Brent futures fell by $1.60, or 2.13%, to $73.35 per barrel by 05:31 Kyiv time after falling 3.2% earlier, the largest daily percentage drop since March 5. Futures for US West Texas Intermediate crude fell $1.62, or 2.26%, to $70.09 after falling 3.4% earlier.
Market experts’ comments
The markets finally got the long-awaited “clarity” on Trump’s tariffs, but they didn’t like it.
“The tariffs are comprehensive and much higher than we expected. Earlier, people were talking about whether clarity would help the market. But now we have clarity, and no one likes what they see,”
– said Jeanette Gerratti, chief economist at Robertson Stephens, a consulting firm based in the US technology center of Menlo Park, California.
Most experts say that Trump’s move is an extremely powerful blow to global trade.
“The tariffs announced today pose a significant risk to global trade.
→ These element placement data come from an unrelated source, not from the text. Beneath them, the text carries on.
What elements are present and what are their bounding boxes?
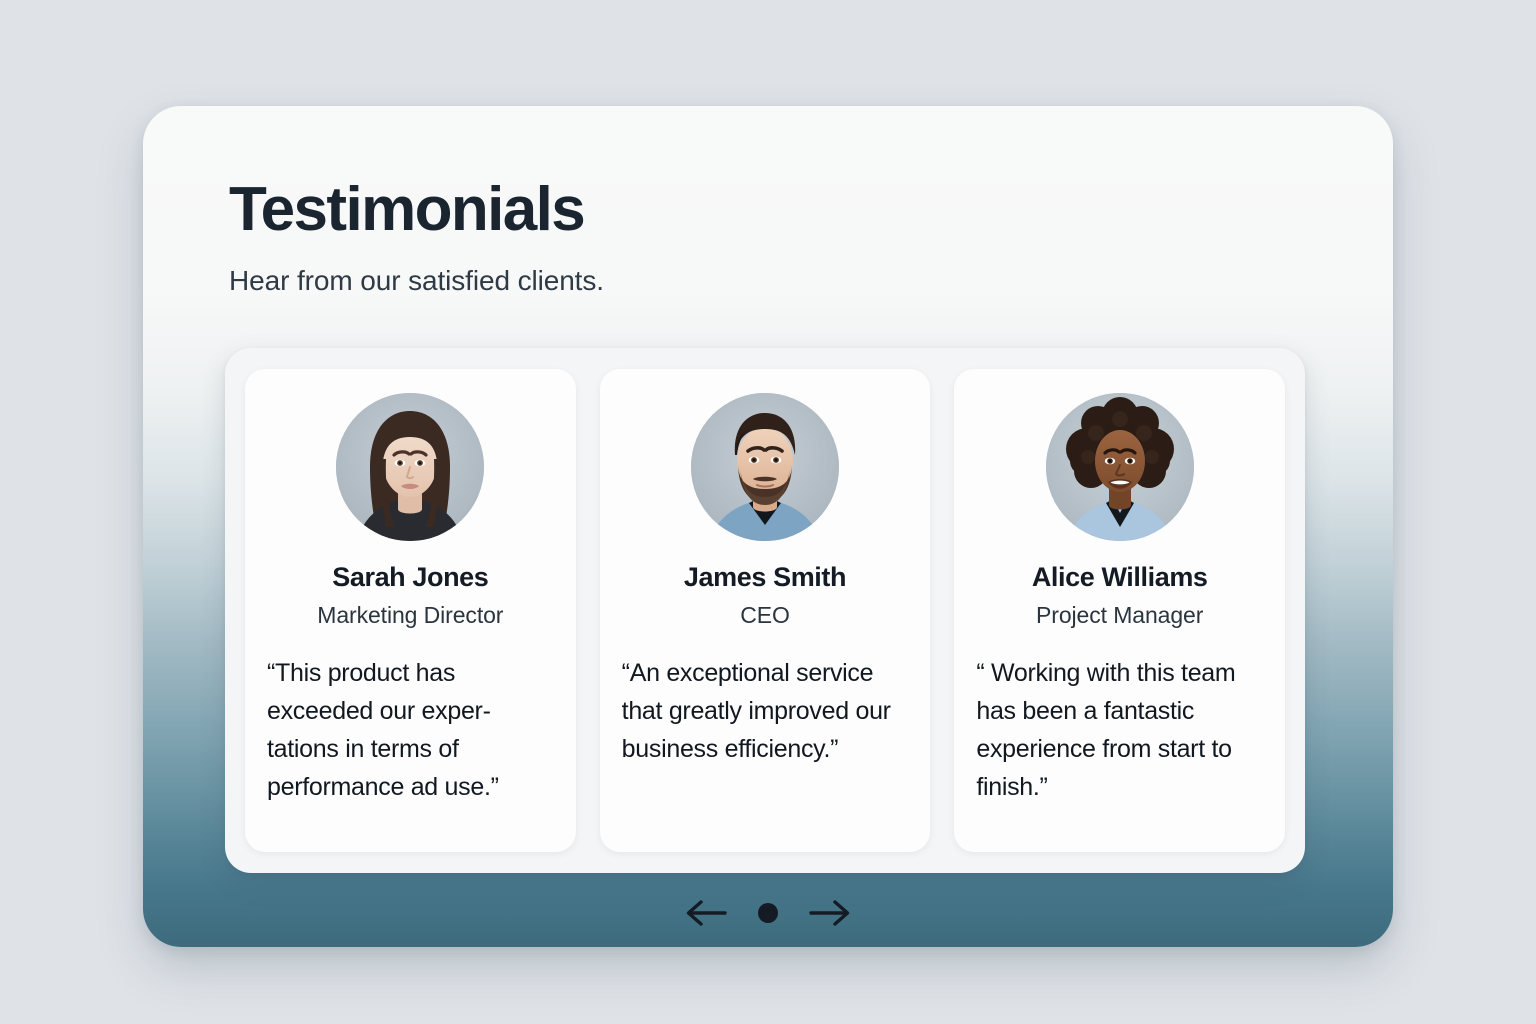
carousel-next-button[interactable]	[808, 896, 852, 930]
header: Testimonials Hear from our satisfied cli…	[229, 178, 1129, 298]
person-name: James Smith	[684, 563, 846, 593]
testimonial-quote: “This product has exceeded our exper- ta…	[267, 654, 554, 806]
testimonial-card[interactable]: Alice Williams Project Manager “ Working…	[954, 369, 1285, 852]
person-name: Sarah Jones	[332, 563, 488, 593]
avatar-photo-alice-williams	[1046, 393, 1194, 541]
page-subtitle: Hear from our satisfied clients.	[229, 264, 1129, 298]
carousel-controls	[143, 896, 1393, 930]
arrow-left-icon	[684, 898, 728, 928]
arrow-right-icon	[808, 898, 852, 928]
testimonials-panel: Testimonials Hear from our satisfied cli…	[143, 106, 1393, 947]
person-role: Project Manager	[1036, 603, 1203, 628]
avatar-photo-james-smith	[691, 393, 839, 541]
avatar-photo-sarah-jones	[336, 393, 484, 541]
page-title: Testimonials	[229, 178, 1129, 242]
person-name: Alice Williams	[1032, 563, 1208, 593]
carousel-dot-1[interactable]	[758, 903, 778, 923]
testimonial-quote: “An exceptional service that greatly imp…	[622, 654, 909, 768]
testimonial-card[interactable]: Sarah Jones Marketing Director “This pro…	[245, 369, 576, 852]
person-role: Marketing Director	[317, 603, 503, 628]
testimonial-card[interactable]: James Smith CEO “An exceptional service …	[600, 369, 931, 852]
carousel-prev-button[interactable]	[684, 896, 728, 930]
testimonials-carousel-track: Sarah Jones Marketing Director “This pro…	[225, 348, 1305, 873]
testimonial-quote: “ Working with this team has been a fant…	[976, 654, 1263, 806]
person-role: CEO	[740, 603, 790, 628]
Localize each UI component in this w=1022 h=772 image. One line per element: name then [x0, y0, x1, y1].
Supply chains in East Asia are under particular pressure,”
– said Zhiwei Zhang, chief economist at Pinpoint Asset Management in Hong Kong.
However, tariffs never work one way. It is expected that the US trading partners will respond with their own countermeasures.
“Tariff rates are well above baseline expectations, and if they are not immediately reduced, expectations of a US recession will rise sharply,”
– said Tony Sycamore, market analyst at IG.